The pilgrims started the tradition of serving turkeys at Thanksgiving. Four birds were part of their first harvest dinner. However, it was these same pilgrims and the settlers that followed that almost caused the demise of the wild turkey. These birds prefer woodlands and as the forests were cleared for farmland, the turkeys declined drastically by 1900. Conservation efforts reversed this trend and now wild turkeys can be found in 42 states, but not on Martha’s Vineyard.

The courtship is quite spectacular. The males, called toms or gobblers, put on quite a show both verbally and physically. The gobble of a tom turkey is a common voice in the forest in spring, although any loud noise can produce several gobbles at any time of year. The male with his strutting and gobbling collects several hens, a harem. After mating the hens sneak away and lay their dozen eggs in a slight depression in the woods. Twenty-eight days later the poults (baby turkeys) are born. The male has nothing to do with nest building, incubation or rearing the young. He just hangs out with other toms. No wonder they are called turkeys!

Bird Sightings

Morning Glory Farm fields are the location of a lesser black-backed gull spotted by Warren Woessner on Nov. 24. Down at the end of Herring Creek Farm where it meets Ocean drive, Warren counted 50 snow buntings flying around his van.

A great story came from Bert Fischer back in early November. He had a Cooper’s hawk kill one of his laying hens. Instead of burying the hen, he put it in his crab pot and caught three blue claw crabs which he proceeded to use to stuff the quahogs he harvested. A lesson in how to make a good thing out of a bad situation! On Nov. 7 Bert counted three snow buntings at Squibnocket.

Nov. 19 Lanny McDowell and Allan Keith found a flock of horned larks, a female peregrine falcon, and one American pipit at the Farm Institute at Katama plus several snow buntings and counted 8 to 10 Ipswich sparrows at Norton Point.

Nov. 8 Allan Keith had hooded mergansers on Black Point Pond, and Nov. 18 Allan counted six Ipswich Sparrows at Quansoo

Nov. 6 Lanny McDowell, Pete Gilmore and Bob Shriber spotted seven hooded mergansers at Tom’s Neck on Chappaquiddick and a greater yellowlegs at Wasque.

Luanne Johnson spotted a horned grebe in Squibnocket Pond on Nov. 7. Lisa Wright e-mailed me that they have a pair of noisy belted kingfishers at Cuttyhunk.
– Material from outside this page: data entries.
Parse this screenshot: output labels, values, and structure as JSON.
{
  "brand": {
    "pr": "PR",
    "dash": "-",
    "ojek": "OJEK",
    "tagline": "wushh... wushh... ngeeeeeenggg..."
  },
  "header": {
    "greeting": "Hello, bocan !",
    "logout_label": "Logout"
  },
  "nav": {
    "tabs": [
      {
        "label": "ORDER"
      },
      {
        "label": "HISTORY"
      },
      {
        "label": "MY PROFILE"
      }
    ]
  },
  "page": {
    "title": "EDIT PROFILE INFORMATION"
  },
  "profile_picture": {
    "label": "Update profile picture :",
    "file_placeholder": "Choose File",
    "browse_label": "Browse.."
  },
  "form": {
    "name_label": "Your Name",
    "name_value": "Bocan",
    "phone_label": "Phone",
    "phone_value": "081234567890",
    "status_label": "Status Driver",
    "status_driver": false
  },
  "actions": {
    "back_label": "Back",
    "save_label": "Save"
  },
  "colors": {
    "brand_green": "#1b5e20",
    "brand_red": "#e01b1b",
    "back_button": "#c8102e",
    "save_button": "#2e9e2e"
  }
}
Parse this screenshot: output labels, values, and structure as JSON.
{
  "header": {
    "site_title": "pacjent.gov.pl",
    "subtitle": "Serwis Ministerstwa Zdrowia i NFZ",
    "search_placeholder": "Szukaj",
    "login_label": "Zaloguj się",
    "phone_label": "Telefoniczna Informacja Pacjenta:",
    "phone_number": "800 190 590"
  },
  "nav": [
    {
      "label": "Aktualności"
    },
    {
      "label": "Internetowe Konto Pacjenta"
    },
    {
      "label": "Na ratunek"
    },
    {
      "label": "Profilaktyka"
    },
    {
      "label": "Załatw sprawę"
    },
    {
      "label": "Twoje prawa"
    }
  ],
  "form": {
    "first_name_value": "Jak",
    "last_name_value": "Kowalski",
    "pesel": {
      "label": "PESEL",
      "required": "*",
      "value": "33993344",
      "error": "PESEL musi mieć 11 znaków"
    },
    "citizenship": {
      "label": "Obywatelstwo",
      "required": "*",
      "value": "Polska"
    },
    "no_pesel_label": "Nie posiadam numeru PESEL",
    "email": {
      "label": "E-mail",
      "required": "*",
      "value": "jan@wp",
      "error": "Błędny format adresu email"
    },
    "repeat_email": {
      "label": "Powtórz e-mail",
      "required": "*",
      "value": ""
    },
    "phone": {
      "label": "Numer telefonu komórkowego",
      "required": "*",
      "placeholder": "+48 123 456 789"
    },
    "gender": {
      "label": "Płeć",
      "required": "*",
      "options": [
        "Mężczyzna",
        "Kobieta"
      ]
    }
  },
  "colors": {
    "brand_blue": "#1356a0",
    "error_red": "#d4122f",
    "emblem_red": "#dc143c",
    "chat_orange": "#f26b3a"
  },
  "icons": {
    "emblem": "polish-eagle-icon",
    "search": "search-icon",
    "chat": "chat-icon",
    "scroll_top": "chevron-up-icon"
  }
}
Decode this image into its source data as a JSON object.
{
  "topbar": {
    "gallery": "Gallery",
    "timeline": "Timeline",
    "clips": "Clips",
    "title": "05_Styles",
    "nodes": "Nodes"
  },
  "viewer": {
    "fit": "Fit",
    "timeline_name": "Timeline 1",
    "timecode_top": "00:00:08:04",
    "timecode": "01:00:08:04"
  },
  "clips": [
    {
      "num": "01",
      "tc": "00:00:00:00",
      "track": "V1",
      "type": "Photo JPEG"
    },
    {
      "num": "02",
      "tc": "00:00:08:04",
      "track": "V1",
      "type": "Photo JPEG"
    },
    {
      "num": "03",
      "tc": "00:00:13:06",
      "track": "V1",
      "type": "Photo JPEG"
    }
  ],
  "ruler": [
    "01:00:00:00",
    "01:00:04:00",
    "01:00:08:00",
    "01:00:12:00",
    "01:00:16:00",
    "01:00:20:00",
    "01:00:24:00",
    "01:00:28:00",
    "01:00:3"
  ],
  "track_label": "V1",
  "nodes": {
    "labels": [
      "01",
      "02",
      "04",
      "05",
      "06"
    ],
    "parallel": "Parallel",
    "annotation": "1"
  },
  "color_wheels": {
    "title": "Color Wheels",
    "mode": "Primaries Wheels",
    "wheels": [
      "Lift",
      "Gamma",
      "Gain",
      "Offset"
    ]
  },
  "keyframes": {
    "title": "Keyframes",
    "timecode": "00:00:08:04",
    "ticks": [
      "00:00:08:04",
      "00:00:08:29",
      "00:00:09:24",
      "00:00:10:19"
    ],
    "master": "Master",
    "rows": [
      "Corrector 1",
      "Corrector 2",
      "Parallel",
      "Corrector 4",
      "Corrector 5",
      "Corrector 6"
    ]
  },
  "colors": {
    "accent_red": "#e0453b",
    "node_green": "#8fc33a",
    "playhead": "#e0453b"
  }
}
Nov. 21 Peter Enrich spotted six purple sandpipers and a great blue heron at Squibnocket. The same day Happy and Steve Spongberg had a hermit thrush in their Chilmark home bird-bath. Pat Hughes and Hal Minis spotted a peregrine falcon, several northern gannets and a female harlequin duck at Squibnocket on the same day. I spotted a female purple finch at my Quenames feeder on Nov. 20 and Allan Keith came down and saw it as well.

Allan Keith, Lanny McDowell and I birded Hancock Beach and Quenames on Nov. 21 and spotted two American robins, buffleheads, red-breasted mergansers, red-throated loons, surf and white-winged scoters, great blue herons, two American wigeons, two dunlins, a northern harrier and a northern flicker.

Nov. 22 Pat Hughes and Hal Minis joined me at Black Point where we saw most of what we had seen the day before but added eight ring-necked ducks and a sharp-shinned hawk.

Lanny McDowell, and Richard and Toni Cohen spotted a late staying female Baltimore oriole by the old Edgartown dump.